Torceu pela segunda onda. Trabalha para que perdure. Seu governo — sua própria existência competitiva — depende da anormalidade. O fenômeno reacionário que encarna depende da imprevisibilidade. Nada melhor do que uma pandemia que permaneça para muito além do que seria o tempo possível de o Brasil domá-la. Nós ainda não vacinamos porque Bolsonaro não quis.
A
pandemia que mata brasileiros novamente aos mil por dia é a mesma por meio de
cujos impactos desorganizadores da economia o presidente acredita poder
justificar a incapacidade do governo. A pandemia como desculpa. A pandemia em
cujos efeitos paralisantes sobre a política aposta para neutralizar qualquer
tentativa de impeachment. A pandemia como escudo. A pandemia de cujo desarranjo
social aprofundador da miséria extrairá a licença para o livre exercício de seu
populismo autoritário com vista a 2022. A pandemia como eleitora.
O
ano eleitoral chegará e, depois de um 2021 terrível, em que o governo terá
sustentado a circulação do vírus, veremos afinal refreada a peste, restando
apenas a derrama de dinheiros com a qual Bolsonaro viajará o país para
enfrentar a pobreza causada — o discurso está pronto — por governadores e
prefeitos; aqueles que, fechando estados e municípios, teriam quebrado a
economia popular. O discurso está pronto e testado.
O
presidente foi bem-sucedido em sua cantilena de que as mortes pelo vírus seriam
inevitáveis e de que era preciso enfrentá-lo sem covardia, que equivalia à
reclusão. Cuidados sanitários comporiam conjunto histérico de excessos — coisa
de maricas.
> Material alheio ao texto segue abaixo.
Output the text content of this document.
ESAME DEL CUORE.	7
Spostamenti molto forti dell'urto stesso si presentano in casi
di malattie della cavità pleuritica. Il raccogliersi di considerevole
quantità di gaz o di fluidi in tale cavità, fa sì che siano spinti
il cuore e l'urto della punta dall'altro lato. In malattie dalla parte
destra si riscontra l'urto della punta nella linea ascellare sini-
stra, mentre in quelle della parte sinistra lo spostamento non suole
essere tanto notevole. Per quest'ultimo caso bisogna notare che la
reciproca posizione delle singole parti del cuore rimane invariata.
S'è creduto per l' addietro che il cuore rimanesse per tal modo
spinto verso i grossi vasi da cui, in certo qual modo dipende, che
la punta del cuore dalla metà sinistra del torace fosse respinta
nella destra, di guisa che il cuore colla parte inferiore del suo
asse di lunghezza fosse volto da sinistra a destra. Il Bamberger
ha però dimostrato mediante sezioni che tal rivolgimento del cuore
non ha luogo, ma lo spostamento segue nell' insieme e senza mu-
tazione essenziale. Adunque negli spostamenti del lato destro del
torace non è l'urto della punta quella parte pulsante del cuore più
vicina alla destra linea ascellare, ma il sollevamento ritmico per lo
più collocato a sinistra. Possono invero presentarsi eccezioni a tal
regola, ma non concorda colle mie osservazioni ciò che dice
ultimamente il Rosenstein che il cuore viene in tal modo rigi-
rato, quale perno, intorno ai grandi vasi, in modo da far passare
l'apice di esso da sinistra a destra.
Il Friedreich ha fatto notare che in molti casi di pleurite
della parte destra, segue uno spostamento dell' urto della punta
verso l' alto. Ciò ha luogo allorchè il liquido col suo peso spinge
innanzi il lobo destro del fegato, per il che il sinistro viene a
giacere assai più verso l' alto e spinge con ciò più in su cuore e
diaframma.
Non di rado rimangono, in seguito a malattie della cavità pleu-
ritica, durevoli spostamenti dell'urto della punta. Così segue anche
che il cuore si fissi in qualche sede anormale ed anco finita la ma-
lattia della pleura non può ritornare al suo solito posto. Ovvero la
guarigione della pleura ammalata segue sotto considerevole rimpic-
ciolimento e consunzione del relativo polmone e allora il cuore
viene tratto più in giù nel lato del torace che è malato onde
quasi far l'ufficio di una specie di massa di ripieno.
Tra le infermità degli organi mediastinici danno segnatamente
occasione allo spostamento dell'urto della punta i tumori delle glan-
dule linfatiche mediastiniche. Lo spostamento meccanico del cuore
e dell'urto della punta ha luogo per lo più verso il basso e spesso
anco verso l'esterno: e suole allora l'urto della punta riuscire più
Esse foi o discurso que prosperou, o da masculinidade heroica. Ele
plantou a oposição saúde pública, coisa de elite, versus saúde econômica. Falou
àqueles que não tinham reservas e que precisariam correr risco para ter comida
na mesa — e que se puseram às ruas convencidos de que até usar máscara era
bobagem.
Diga-se
que nunca houve algo nem sequer parecido com lockdown no Brasil, mas é contra
este inimigo imaginário — cerceador das liberdades — que luta e avança o
bolsonarismo. Um dos pilares mantenedores da farsa de Bolsonaro é a distorção
segundo a qual estaria de mãos atadas pelo STF. Uma mentira. Ele mandaria
dinheiro —teria enviado mundos e fundos a Manaus —, sem mais o que pudesse
fazer. Mentira.
Bolsonaro
depende do clima de exceção, desde o qual também opera a vitimização. Necessita
de condições que forjem a arena para crise perene — desde onde multiplica
adversários. A pandemia lhe é um presente. Daí por que a pazuellização do
Brasil. Um plano. A garantia de longevidade da depauperação nacional. Pazuello,
general da ativa, é o boi de piranha. Não entra sozinho no rio, porém. Leva
junto o Exército.
Levou
o Exército consigo quando voou a uma Manaus já sem oxigênio para fazer
propaganda de tratamento preventivo contra o vírus. A fixação na cloroquina é a
estrela do programa de manutenção da pandemia. Um medicamento que não é eficaz.
Manaus é produto da prevenção que assegura a propagação da peste. É produto do
sermão bolsonarista por desobediência civil — da criminosa doutrinação bolsonarista
para que as gentes se aglomerassem.
Não
se chega à falta de oxigênio em unidades de saúde — algo que se mede e controla
— sem letal combinação de negligência e ignorância. Num hospital brasileiro,
normalmente precário, as pessoas — havendo oxigênio — são capazes de sobreviver
mesmo com as faltas habituais. A falta de leitos, por exemplo. A falta de
oxigênio é de outra categoria. Sobrevive-se com oxigênio ainda que deitado no
chão. Sem oxigênio, será a morte. É o que produz o Ministério da Saúde de
Bolsonaro, aquele que prepara — que adesiva — um avião para buscar vacina
indisponível.
O mundo real se impõe. O golpismo voltará.